The rat hooked its claws into my jeans. I could feel the prick of those claws through the material. It sniffed higher, its pink nose snuffling the odours exuded by the scent glands in my balls.
Maybe that was what smelt sweetest. That’s where it would sink its razor teeth first. Crunching through skin and gristle to puncture my testicles. Then it would thirstily lap the blood oozing through the jeans at my crotch.
‘Rick! Don’t move.’
I heard the buzz of a stick cutting hard through the air.
My eyes had locked onto the rat. I couldn’t move. No way could I move one centimetre.
I could only see the rat about to bite deep between my legs.
The buzz of the stick cutting through the air buzzed louder.
A pale flash.
Thud.
And the rat had been batted from me.
I blinked, snapped out of it.
The rats had clung to the thigh bone. Half a dozen ran up it towards my hand.
I threw the bone behind me.
Kate thrashed at the rats with the broom handle, but they were unstoppable. It was like trying to knock back an incoming ocean tide. The water lapped at our feet.

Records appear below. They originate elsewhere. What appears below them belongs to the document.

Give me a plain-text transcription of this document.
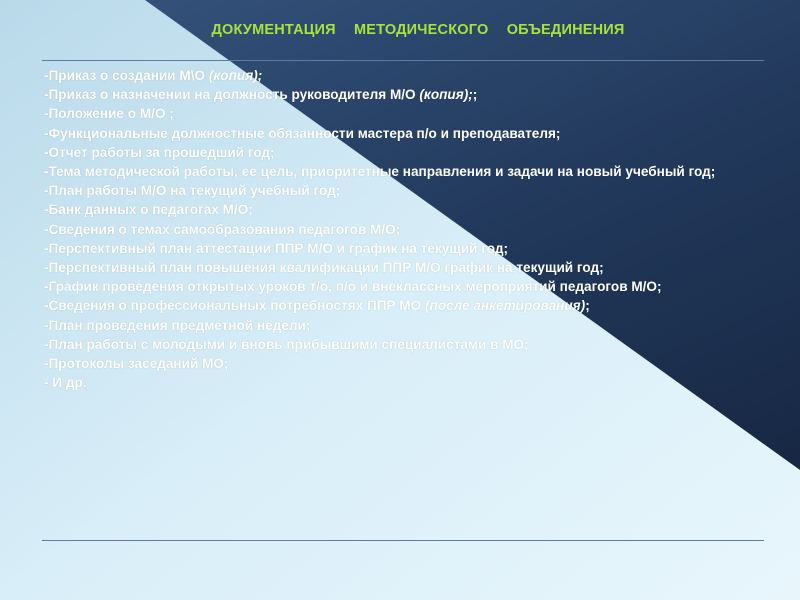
ДОКУМЕНТАЦИЯ МЕТОДИЧЕСКОГО ОБЪЕДИНЕНИЯ
-Приказ о создании М\О (копия);
-Приказ о назначении на должность руководителя М/О (копия);;
-Положение о М/О ;
-Функциональные должностные обязанности мастера п/о и преподавателя;
-Отчет работы за прошедший год;
-Тема методической работы, ее цель, приоритетные направления и задачи на новый учебный год;
-План работы М/О на текущий учебный год;
-Банк данных о педагогах М/О;
-Сведения о темах самообразования педагогов М/О;
-Перспективный план аттестации ППР М/О и график на текущий год;
-Перспективный план повышения квалификации ППР М/О график на текущий год;
-График проведения открытых уроков т/о, п/о и внеклассных мероприятий педагогов М/О;
-Сведения о профессиональных потребностях ППР МО (после анкетирования);
-План проведения предметной недели;
-План работы с молодыми и вновь прибывшими специалистами в МО;
-Протоколы заседаний МО;
- И др.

‘This is it,’ I told her. ‘We either swim for it. Or we’re dead.’
‘We’ll swim,’ she said, eyes darting from my face to the lake waters that were a poisonous stew of decaying bodies and toxic waste leaking from chemical plants, rotting cars, refuse dumps.
‘Ready?’
‘Stick with me. We’ll keep as close to the shore as possible. When we’re away from the rats, swim back to the shore again.’